The Justice Department has investigated White House matters in the past. But it’s now confronting a unique phenomenon: simultaneous special counsel probes – albeit with dramatically distinct fact sets – involving two presidents and jostling for time, attention and perhaps funding as well. Still another special counsel appointed during the Trump administration to investigate the origins of the FBI’s Trump-Russia probe also remains at work.
The special counsel confluence underscores how a Justice Department that for nearly two centuries has had a mandate of prosecuting without fear or favor has found itself entangled in presidential politics. Even as Garland made a point Thursday of saying the department’s own “normal processes” can handle all investigations with integrity, the appointment seemed to nod to a reality that probes that involve a president – in this case, Garland’s boss – are different.
It places Garland under pressure to reassure the public that both investigations, though factually different, are handled in similar manners.
“I think it’s not only the right decision and a prudent decision, I think it’s a politically necessary decision,” said Solomon Wisenberg, who served as deputy to Kenneth Starr during the 1990s independent counsel investigations into then-President Bill Clinton.

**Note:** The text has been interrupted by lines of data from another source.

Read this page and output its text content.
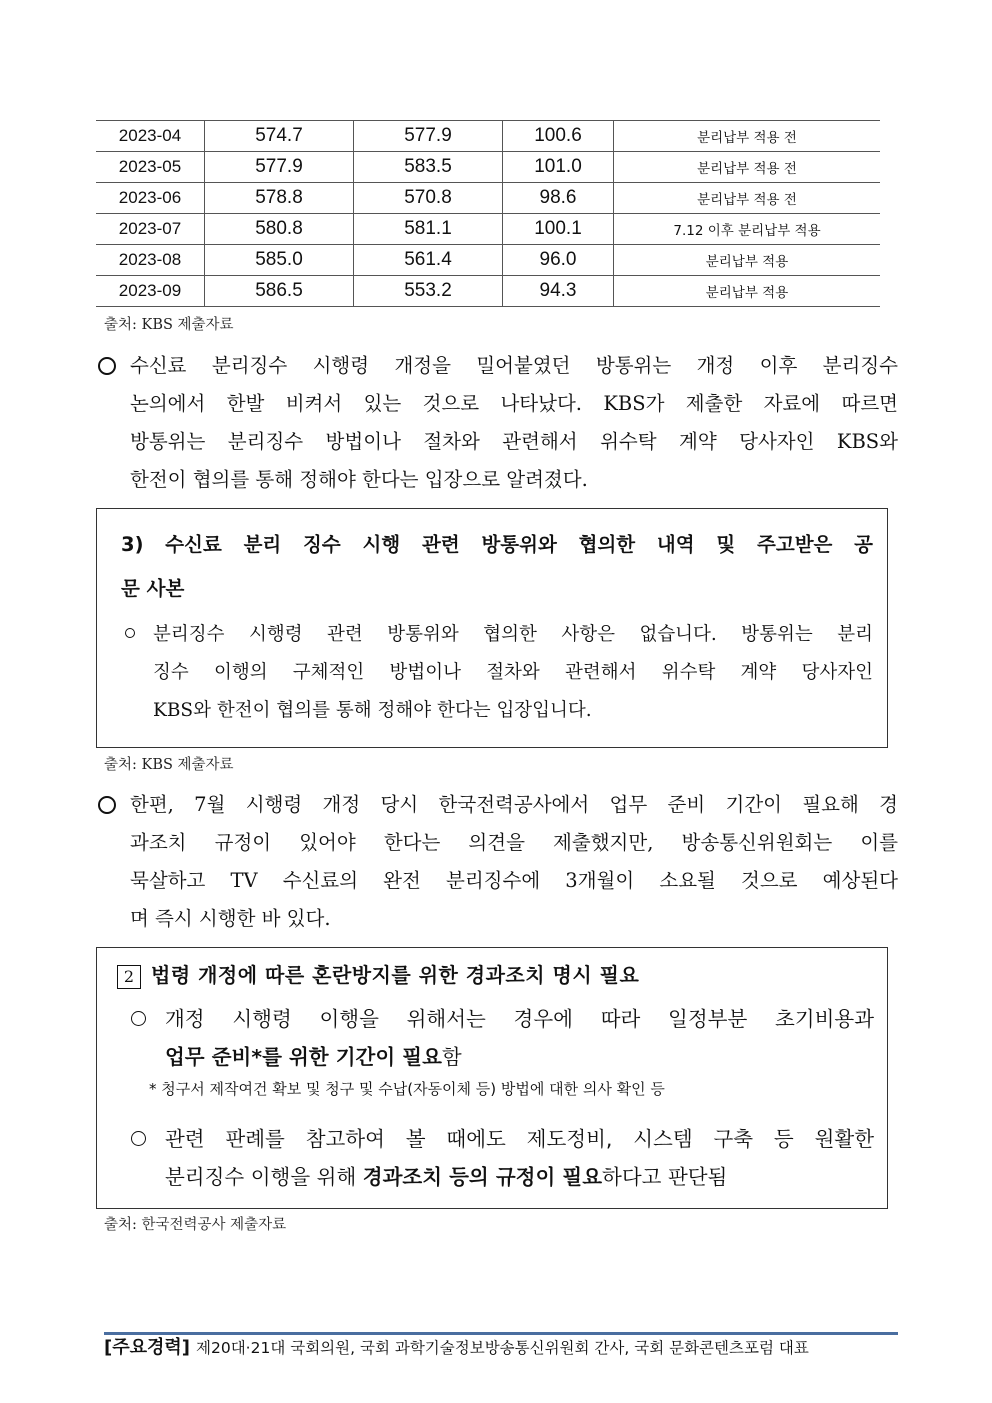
2023-04	574.7	577.9	100.6	분리납부 적용 전
2023-05	577.9	583.5	101.0	분리납부 적용 전
2023-06	578.8	570.8	98.6	분리납부 적용 전
2023-07	580.8	581.1	100.1	7.12 이후 분리납부 적용
2023-08	585.0	561.4	96.0	분리납부 적용
2023-09	586.5	553.2	94.3	분리납부 적용
출처: KBS 제출자료
수신료 분리징수 시행령 개정을 밀어붙였던 방통위는 개정 이후 분리징수
논의에서 한발 비켜서 있는 것으로 나타났다. KBS가 제출한 자료에 따르면
방통위는 분리징수 방법이나 절차와 관련해서 위수탁 계약 당사자인 KBS와
한전이 협의를 통해 정해야 한다는 입장으로 알려졌다.
3) 수신료 분리 징수 시행 관련 방통위와 협의한 내역 및 주고받은 공
문 사본
분리징수 시행령 관련 방통위와 협의한 사항은 없습니다. 방통위는 분리
징수 이행의 구체적인 방법이나 절차와 관련해서 위수탁 계약 당사자인
KBS와 한전이 협의를 통해 정해야 한다는 입장입니다.
출처: KBS 제출자료
한편, 7월 시행령 개정 당시 한국전력공사에서 업무 준비 기간이 필요해 경
과조치 규정이 있어야 한다는 의견을 제출했지만, 방송통신위원회는 이를
묵살하고 TV 수신료의 완전 분리징수에 3개월이 소요될 것으로 예상된다
며 즉시 시행한 바 있다.
2 법령 개정에 따른 혼란방지를 위한 경과조치 명시 필요
개정 시행령 이행을 위해서는 경우에 따라 일정부분 초기비용과
업무 준비*를 위한 기간이 필요함
* 청구서 제작여건 확보 및 청구 및 수납(자동이체 등) 방법에 대한 의사 확인 등
관련 판례를 참고하여 볼 때에도 제도정비, 시스템 구축 등 원활한
분리징수 이행을 위해 경과조치 등의 규정이 필요하다고 판단됨
출처: 한국전력공사 제출자료
[주요경력] 제20대·21대 국회의원, 국회 과학기술정보방송통신위원회 간사, 국회 문화콘텐츠포럼 대표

“Why,” he added, “give yourself the grief of the comparison of the two situations” of a special counsel for Trump, a Republican, but not for Biden, a Democrat.
Brandon Van Grack, a former Justice Department prosecutor who served on then-special counsel Robert Mueller’s team as it investigated ties between Russia and Trump’s 2016 presidential campaign, said appointing a special counsel can help expedite an investigation, ensure it has appropriate resources and create “at least the perception of impartiality and fairness.